23日カンファの感想

 23日のカンファは「多文化主義とグローバル正義」がテーマだったんだけど、中身は「グローバル不正義のなかの多文化主義」「植民地主義の最終型としての多文化主義」という感じだった。

 話はいろいろあったので、全部はいえないし、全部は覚えていないのだけど、とりあえず「正義」の「倫理」をグローバル規模で構築するのは無理か、不可能に近いというのが再確認されるという残念なことがわかったと思う。

「そんなの最初からわかっている。」と思う人が大勢だろう。しかし、それでもあえて「正義」について話そうして、この企画が進んでいたわけだけども、どうも「不正義の横行」の羅列になった感が否めない。

 それは「正義」を主張しながらも、「分配の正義」をどうにか「不正義」にならない程度にくいとどめるコミュニティや社会のモデルを提唱しようとする「提案型社会」の報告がなかったからだと思う。

 まあ厳密に言うとあったのだが、かなり大きな部分のセンやロールズのモデルだけ提案されて、それをみんなで考えようっていわれても、「いやあー、で、あなたはどう思っているの?」と返事するしかないのですね。

 私は経済学はまったく無知なので、この辺の議論はできないのだが、少なくともいえることは、ある個人や権力者がどういう行動規範に基づいて経済活動、権力者なら制度的な政策の推進も含めた活動をしているのかということ(人類学でいう「モラルエコノミー」の部分かな?)、それによってその個体がどのような社会関係を結んで、それがどういう形態のコミュニティなり、社会になっているのかを具体的にはなしてもらわんと、意味がないし、「正義」の議論にはならない。

 また逆説的に(これは少々ディルケーム的なモデルだが)社会や集団、コミュニティーがどのような行動規範、社会関係の形成する上での重視する価値規範をもっていて、構成員にどうそれを押し付けて、構成員がどのようにそのモデル規範を再生産していくか。
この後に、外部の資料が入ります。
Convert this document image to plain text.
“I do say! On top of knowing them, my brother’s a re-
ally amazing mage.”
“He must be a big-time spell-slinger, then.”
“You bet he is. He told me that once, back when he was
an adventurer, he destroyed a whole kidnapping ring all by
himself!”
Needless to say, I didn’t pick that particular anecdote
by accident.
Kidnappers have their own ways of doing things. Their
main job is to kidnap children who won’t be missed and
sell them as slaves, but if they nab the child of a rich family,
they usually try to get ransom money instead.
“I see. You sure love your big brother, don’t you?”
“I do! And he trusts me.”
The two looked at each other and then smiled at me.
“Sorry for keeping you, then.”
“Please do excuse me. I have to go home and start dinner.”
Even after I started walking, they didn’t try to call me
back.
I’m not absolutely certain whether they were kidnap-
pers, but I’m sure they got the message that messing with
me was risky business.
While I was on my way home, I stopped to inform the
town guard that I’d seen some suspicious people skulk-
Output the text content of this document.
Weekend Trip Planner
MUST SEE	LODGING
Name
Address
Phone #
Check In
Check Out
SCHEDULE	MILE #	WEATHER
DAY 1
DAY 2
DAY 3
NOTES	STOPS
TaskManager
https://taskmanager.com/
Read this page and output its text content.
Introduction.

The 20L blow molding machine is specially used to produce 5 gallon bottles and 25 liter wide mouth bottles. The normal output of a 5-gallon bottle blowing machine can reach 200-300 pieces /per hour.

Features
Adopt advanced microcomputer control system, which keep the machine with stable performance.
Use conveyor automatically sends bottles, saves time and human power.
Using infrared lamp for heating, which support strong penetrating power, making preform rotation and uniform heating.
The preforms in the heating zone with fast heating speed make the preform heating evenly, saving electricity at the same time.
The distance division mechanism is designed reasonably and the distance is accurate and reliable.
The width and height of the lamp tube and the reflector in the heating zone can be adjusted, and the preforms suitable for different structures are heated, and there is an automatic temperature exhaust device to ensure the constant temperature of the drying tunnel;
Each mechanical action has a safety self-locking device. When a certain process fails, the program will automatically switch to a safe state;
その「モデル」を提示してもらわないと困るということである。

 そして、「モラル」基準の成立過程をグローバルに国境を越えたものとして考える必然性があるということでしょう。

 なぜオーストラリアではジョン・ハワードが首相になったのか?
 なぜフィリピンは移住労働者の人権保障を世界に求めるのか?
 なぜキューバが再評価されているのか?


 カンファを終え、お世話になっているある社会学者のブログをみて思うのは、やっぱこういう広い意味でのモラルエコノミーをみる力は社会学者のほうが上かなっと思った。

 そうなると経済学そのものの価値を問い直す時期がもうとっくに来ているのではないかと思うんだけどどうなんですかね?

 来年のカンファは経済学に強い社会学者入らないと絶対にだめだと思った。